TLDR
- Eli Lilly is buying privately held Ajax Therapeutics for up to $2.3 billion in cash
- Ajax’s lead drug, AJ1-11095, targets myelofibrosis, a rare blood cancer
- The drug blocks JAK2, a protein that drives several blood cancers, in a novel way
- The deal includes upfront cash plus milestone-based payments
- This is part of Lilly’s broader oncology acquisition push, following deals with Scorpion, Orna, and Kelonia Therapeutics
Eli Lilly (LLY) announced Monday it will acquire privately held cancer drug developer Ajax Therapeutics for up to $2.3 billion in cash. The deal is aimed at bolstering Lilly’s oncology pipeline.
Eli Lilly agreed to buy closely held Ajax for as much as $2.3 billion in cash to gain promising experimental medicines for blood cancers https://t.co/Ytffetf5qn
— Bloomberg (@business) April 27, 2026
Ajax’s lead asset is AJ1-11095, an experimental once-daily oral drug currently in early-stage clinical trials. It targets myelofibrosis, a rare, chronic blood cancer where scar tissue accumulates in the bone marrow, interfering with normal blood cell production.
The drug works by blocking JAK2, a signaling protein known to drive multiple blood cancers. What makes it different from existing JAK2 inhibitors is the mechanism — it attaches to JAK2 in a distinct way.
That matters because patients on current treatments can stop responding over time. Ajax’s approach is designed to work in those cases, potentially extending the drug’s usefulness beyond what’s already on the market.

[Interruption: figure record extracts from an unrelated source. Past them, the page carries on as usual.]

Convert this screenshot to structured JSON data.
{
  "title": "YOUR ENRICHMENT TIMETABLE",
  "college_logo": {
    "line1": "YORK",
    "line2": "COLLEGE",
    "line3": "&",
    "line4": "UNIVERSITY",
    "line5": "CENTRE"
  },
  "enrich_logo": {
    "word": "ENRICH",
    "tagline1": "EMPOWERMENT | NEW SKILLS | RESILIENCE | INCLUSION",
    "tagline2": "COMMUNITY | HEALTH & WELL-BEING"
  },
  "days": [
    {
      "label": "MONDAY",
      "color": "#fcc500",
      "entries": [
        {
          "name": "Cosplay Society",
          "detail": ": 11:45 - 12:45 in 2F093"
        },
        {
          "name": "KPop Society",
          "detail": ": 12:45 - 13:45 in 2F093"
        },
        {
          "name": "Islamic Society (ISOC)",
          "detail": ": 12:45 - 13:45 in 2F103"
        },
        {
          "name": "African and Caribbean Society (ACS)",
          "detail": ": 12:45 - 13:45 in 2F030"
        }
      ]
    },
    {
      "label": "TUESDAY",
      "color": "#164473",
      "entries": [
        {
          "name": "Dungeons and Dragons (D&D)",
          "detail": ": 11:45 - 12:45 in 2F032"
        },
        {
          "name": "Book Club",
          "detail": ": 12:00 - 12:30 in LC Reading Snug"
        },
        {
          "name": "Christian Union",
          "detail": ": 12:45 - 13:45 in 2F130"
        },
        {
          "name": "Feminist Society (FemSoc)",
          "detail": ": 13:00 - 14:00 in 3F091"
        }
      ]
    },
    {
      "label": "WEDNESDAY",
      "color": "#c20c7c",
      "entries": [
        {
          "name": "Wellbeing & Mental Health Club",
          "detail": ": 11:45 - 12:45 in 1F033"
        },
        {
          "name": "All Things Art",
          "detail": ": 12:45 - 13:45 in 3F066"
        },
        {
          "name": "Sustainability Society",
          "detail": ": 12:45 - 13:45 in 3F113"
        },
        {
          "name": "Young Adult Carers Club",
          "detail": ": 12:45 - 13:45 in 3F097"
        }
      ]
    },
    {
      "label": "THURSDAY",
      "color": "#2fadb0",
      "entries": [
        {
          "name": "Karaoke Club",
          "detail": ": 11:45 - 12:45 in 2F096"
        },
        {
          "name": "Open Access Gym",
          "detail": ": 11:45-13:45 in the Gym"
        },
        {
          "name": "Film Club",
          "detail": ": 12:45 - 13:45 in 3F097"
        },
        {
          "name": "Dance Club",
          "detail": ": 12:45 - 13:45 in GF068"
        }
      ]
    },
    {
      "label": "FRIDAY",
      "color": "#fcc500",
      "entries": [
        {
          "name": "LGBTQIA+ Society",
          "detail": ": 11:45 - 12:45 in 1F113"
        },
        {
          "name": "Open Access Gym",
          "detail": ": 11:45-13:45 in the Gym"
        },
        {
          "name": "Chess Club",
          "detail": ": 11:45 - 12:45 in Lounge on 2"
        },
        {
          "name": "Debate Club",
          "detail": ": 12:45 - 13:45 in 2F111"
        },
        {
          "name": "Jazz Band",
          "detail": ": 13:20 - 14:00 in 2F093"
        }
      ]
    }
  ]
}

Ajax is also developing the drug for polycythemia vera, a condition where the body produces too many red blood cells — another JAK2-driven disease.
The $2.3 billion figure is a ceiling, not a guaranteed sum. Lilly said the total includes an upfront payment and additional milestone payments tied to clinical and regulatory progress.
Lilly’s Oncology Spending Spree
This deal fits a clear pattern. Lilly has been on an active acquisition run in oncology, having already purchased Scorpion Therapeutics, Orna Therapeutics, and Kelonia Therapeutics in recent periods.
Each deal has added something different to the pipeline. Ajax adds a blood cancer angle with a drug that has a differentiated mechanism — exactly the kind of asset Lilly has been hunting.
Jacob Van Naarden, president of Lilly Oncology, said the company is looking to use its existing blood cancer expertise to “hopefully deliver another important new medicine to patients and hematologists.”
Scotiabank analyst Louise Chen called the deal a logical fit. She said it “builds on Lilly’s established capabilities in blood cancers and helps expand its future commercial products beyond obesity.”
That last part is worth noting. Lilly’s recent growth has been heavily tied to its GLP-1 obesity and diabetes drugs. The oncology push is a diversification play.
What’s Next for Ajax’s Drug
AJ1-11095 is still early. It’s in Phase 1 testing, meaning there’s a long road ahead before any potential approval.
Myelofibrosis is a disease with real unmet need. Current treatments help manage the condition but don’t work for everyone, and patients can develop resistance to JAK inhibitors already approved for the disease.
If AJ1-11095 performs in later trials, it could address that resistance gap. But that’s still years away from being known.
Lilly’s oncology team will now take the drug forward, bringing the company’s clinical development infrastructure to bear on the program.
The deal is expected to close following standard regulatory review processes. Financial terms beyond the $2.3 billion ceiling were not disclosed.